居酒屋の前で肩を組みながらよっぱらっている人がいたり、腕を組みながら歩く男女がいたり、その様子は十人十色。
私は少しワクワクしながらそんな彼らの姿を眺めていました。
「ういー」
そんな私の隣ではお酒に溺れ、酔っ払っているサラリーマンがいました。
彼は今回の托卵の家族のお父さん。私は帰りが遅い彼のことを迎えに行き、そして今に至ります。
酒臭い彼から少し距離を置いて、私は黙々と歩いていました。
「うおー、そうだー。ククース、ちょっと寄り道してくぞー」
サラリーマンさんは脇道に逸れ、とある店へと入っていきました。私はため息をついて彼の背中を見送ります。
はあ。こんな酔っぱらいの男性が夫だなんて、今回の托卵の家族のお母さんはさぞ大変でしょうね。私が知っているドラマのイメージだと、こういうタイプの男性は大抵奥さんを大事にしません。

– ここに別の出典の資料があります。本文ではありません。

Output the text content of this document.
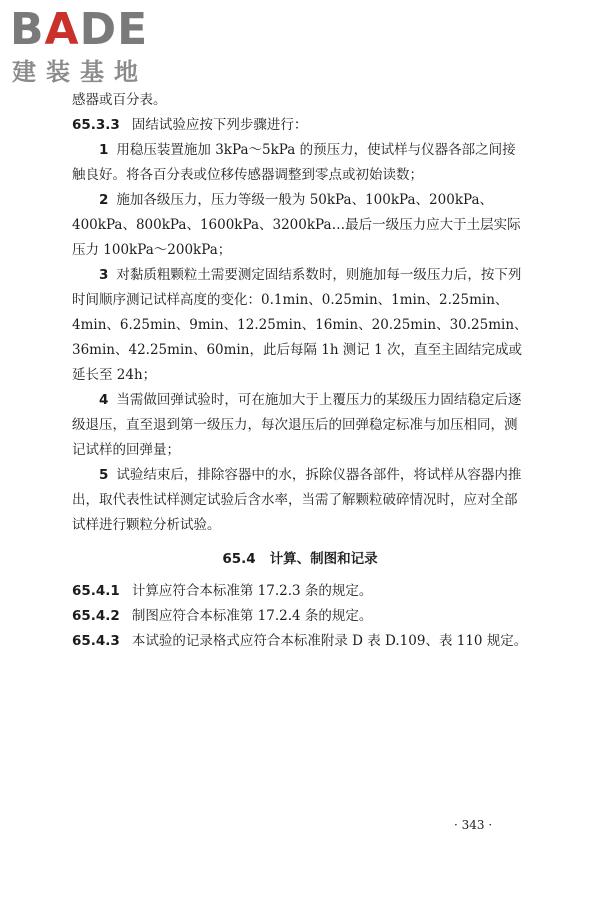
BADE
建装基地

感器或百分表。

65.3.3 固结试验应按下列步骤进行：

1 用稳压装置施加 3kPa～5kPa 的预压力，使试样与仪器各部之间接触良好。将各百分表或位移传感器调整到零点或初始读数；

2 施加各级压力，压力等级一般为 50kPa、100kPa、200kPa、400kPa、800kPa、1600kPa、3200kPa…最后一级压力应大于土层实际压力 100kPa～200kPa；

3 对黏质粗颗粒土需要测定固结系数时，则施加每一级压力后，按下列时间顺序测记试样高度的变化：0.1min、0.25min、1min、2.25min、4min、6.25min、9min、12.25min、16min、20.25min、30.25min、36min、42.25min、60min，此后每隔 1h 测记 1 次，直至主固结完成或延长至 24h；

4 当需做回弹试验时，可在施加大于上覆压力的某级压力固结稳定后逐级退压，直至退到第一级压力，每次退压后的回弹稳定标准与加压相同，测记试样的回弹量；

5 试验结束后，排除容器中的水，拆除仪器各部件，将试样从容器内推出，取代表性试样测定试验后含水率，当需了解颗粒破碎情况时，应对全部试样进行颗粒分析试验。

65.4 计算、制图和记录

65.4.1 计算应符合本标准第 17.2.3 条的规定。

65.4.2 制图应符合本标准第 17.2.4 条的规定。

65.4.3 本试验的记录格式应符合本标准附录 D 表 D.109、表 110 规定。

· 343 ·
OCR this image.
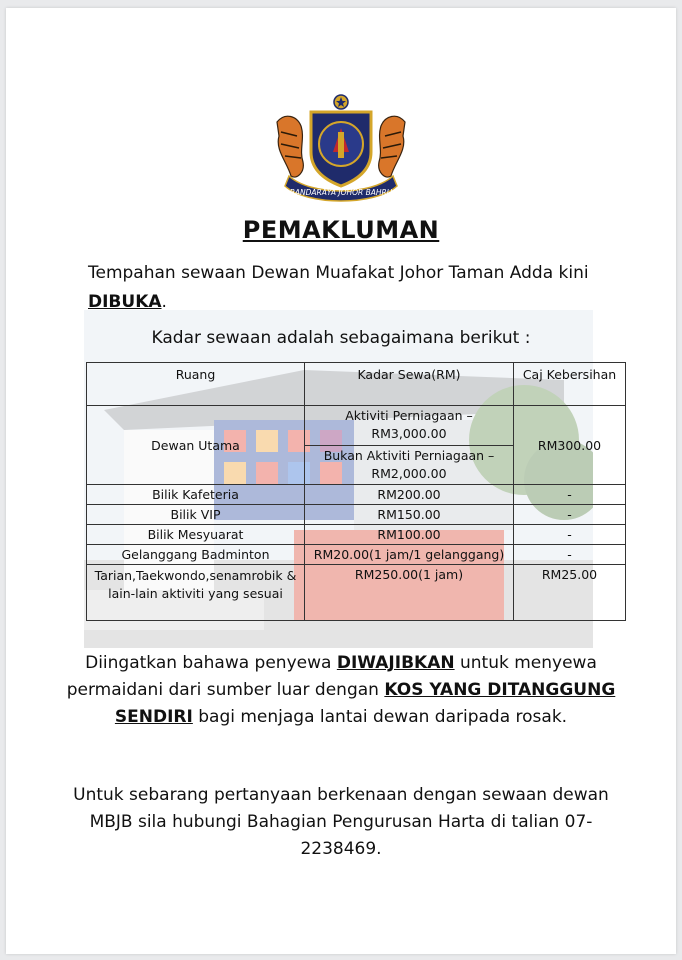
BANDARAYA JOHOR BAHRU
PEMAKLUMAN
Tempahan sewaan Dewan Muafakat Johor Taman Adda kini DIBUKA.
Kadar sewaan adalah sebagaimana berikut :
Ruang	Kadar Sewa(RM)	Caj Kebersihan
Dewan Utama	Aktiviti Perniagaan – RM3,000.00	RM300.00
	Bukan Aktiviti Perniagaan – RM2,000.00	
Bilik Kafeteria	RM200.00	-
Bilik VIP	RM150.00	-
Bilik Mesyuarat	RM100.00	-
Gelanggang Badminton	RM20.00(1 jam/1 gelanggang)	-
Tarian,Taekwondo,senamrobik & lain-lain aktiviti yang sesuai	RM250.00(1 jam)	RM25.00
Diingatkan bahawa penyewa DIWAJIBKAN untuk menyewa permaidani dari sumber luar dengan KOS YANG DITANGGUNG SENDIRI bagi menjaga lantai dewan daripada rosak.
Untuk sebarang pertanyaan berkenaan dengan sewaan dewan MBJB sila hubungi Bahagian Pengurusan Harta di talian 07-2238469.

きっと彼も帰ったら奥さんに迷惑をかけるタイプの父親なのでしょうね。私は少し奥さんのことを不憫に思っていました。
「お待たせー」
しばらくすると、サラリーマンさんは店から出てきました。
〇
家に帰ると、奥さんが玄関で待ち構えていました。
「遅かったわね。」
「ういー帰ったぞー」
「こんなに酔っ払って、一体どれだけ飲んできたの?」
……ほらやっぱり。
こういうタイプの夫は、奥さんの言うことを増やすんですよ。
「ごめんごめん。はい、コレ。」
「何?」
私がやれやれと思っていると、サラリーマンさんは小さな小包を取り出して奥さんに手渡しました。
「お土産。」
「まあ、これ私がずっと欲しかったネクレッスじゃない!覚えててくれたの?」
酔いつぶれてドアによかりながら、サラリーマンさんはこくこくと頷きました。奥さんは顔を赤らめ、サラリーマンさんのことを見つめます。
「……ありがと。ユーくん。」
「……。」サラリーマンさんは寝ていました。
私はどうやら誤解していたみたいです。
彼は決して奥さんを大切にしない人ではありませんでした。むしろ奥さんのことをしっかり考えている、とても優しい夫です。私はとんでもない誤解をしてしまっていたようですね。
まあ、私の知ったこっちゃありませんけど。
【あとがき】
ちょっといい話風のお話ですね。